Aladdin to drill appraisal well at Karakilise oil field in Turkey
By OGJ editors
HOUSTON, Feb. 23 -- Ankara-based Aladdin Middle East Ltd. (AME), operator of Karakilise oil field and the Karakilise licenses in the Diyarbakir petroleum district of southeast Turkey, plans to commence drilling the Karakilise-2 oil appraisal well in mid-March.
The region in southeastern Turkey forms the north flank of the Arabian basin and lies adjacent to the major oil field belt of Iraq, Iran, and Syria. It has fewer wells/acre than in the rest of the Arabian basin, with a great number of play-types and prospects untested.
Karakilise field, 60 km south of a producing oil trend of 18 fields, is estimated to have 22 million bbl of reserves, and the license area holds reserves with an overall potential exceeding 80 million bbl (OGJ Online, Oct. 7, 2003).
The Karakilise-1 discovery well, which began production in mid-September 2003, has produced 26,000 bbl of 32.5° light crude, and an engineering study is under way to optimize its production, said AME's 50% working partner Avenue Energy Inc., Ankara, a wholly owned subsidiary of Avenue Group Inc., Sherman Oaks, Calif.

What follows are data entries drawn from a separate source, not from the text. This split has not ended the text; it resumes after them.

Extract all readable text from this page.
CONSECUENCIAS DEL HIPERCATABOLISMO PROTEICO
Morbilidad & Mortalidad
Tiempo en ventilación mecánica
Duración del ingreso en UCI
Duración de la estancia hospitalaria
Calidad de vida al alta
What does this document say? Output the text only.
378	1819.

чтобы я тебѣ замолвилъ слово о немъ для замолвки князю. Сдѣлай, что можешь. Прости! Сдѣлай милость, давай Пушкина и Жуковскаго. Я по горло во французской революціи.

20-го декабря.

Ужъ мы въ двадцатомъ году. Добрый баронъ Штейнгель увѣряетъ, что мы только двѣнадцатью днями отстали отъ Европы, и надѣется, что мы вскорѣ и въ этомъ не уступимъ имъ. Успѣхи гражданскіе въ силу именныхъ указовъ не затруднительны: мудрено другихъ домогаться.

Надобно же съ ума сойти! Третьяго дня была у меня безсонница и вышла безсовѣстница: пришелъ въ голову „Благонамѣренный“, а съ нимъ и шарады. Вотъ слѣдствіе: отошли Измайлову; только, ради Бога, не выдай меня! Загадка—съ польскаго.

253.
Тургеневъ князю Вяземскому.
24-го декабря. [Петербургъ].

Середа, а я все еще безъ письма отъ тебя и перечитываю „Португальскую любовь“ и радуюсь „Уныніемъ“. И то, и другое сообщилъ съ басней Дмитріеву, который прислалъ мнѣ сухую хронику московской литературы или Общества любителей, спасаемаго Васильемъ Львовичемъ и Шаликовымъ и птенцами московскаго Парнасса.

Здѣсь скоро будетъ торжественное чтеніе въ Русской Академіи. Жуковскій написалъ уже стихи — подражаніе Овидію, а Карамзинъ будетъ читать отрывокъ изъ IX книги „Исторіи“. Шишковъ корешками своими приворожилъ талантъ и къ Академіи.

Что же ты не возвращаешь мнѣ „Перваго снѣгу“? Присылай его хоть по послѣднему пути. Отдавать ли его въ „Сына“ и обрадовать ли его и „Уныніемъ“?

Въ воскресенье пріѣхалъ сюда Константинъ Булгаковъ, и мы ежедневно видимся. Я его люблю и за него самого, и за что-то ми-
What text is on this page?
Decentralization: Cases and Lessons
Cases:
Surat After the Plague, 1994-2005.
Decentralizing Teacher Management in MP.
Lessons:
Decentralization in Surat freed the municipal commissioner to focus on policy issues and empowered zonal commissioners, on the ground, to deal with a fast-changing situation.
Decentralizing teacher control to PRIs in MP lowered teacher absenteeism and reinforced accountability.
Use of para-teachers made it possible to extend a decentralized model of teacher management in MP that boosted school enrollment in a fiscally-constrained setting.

"Recent laboratory analyses of the light, sweet crude produced at Karakilise-1 indicates a likely Silurian source for the oil, implying that vertical migration of oil into the younger Cretaceous fractured limestone reservoir is a distinct possibility," said Avenue's Director of Exploration Jaap Poll. "Reservoir sections in Lower Mesozoic and Palaeozoic sequences overlying the Silurian source rock may have been charged by this vertically migrating oil. This augurs well for the possible development of multiple productive horizons in the Karakilise structure and indeed in similar untested structures in the Karakilise and nearby licenses."
Poll said the fractured limestone reservoir at Karakilise is typical of the productive Cretaceous oil reservoirs in the region, and because the Karakilise-1 well penetrated only the top section of the oil zone in the uppermost Mardin Formation, information on the actual thickness of the Mardin oil column and true production capabilities of this reservoir section are not currently available.
"The next step in the exploration and appraisal program will therefore be to drill further into the Mardin section in the Karakilise-2 well," he said. "Thereafter deeper drilling will be required to investigate the possibility of multiple pay zones in the Lower Cretaceous and Palaeozoic sections."
Turnkey drilling costs of drilling the Karakilise-2 well will be about $3 million.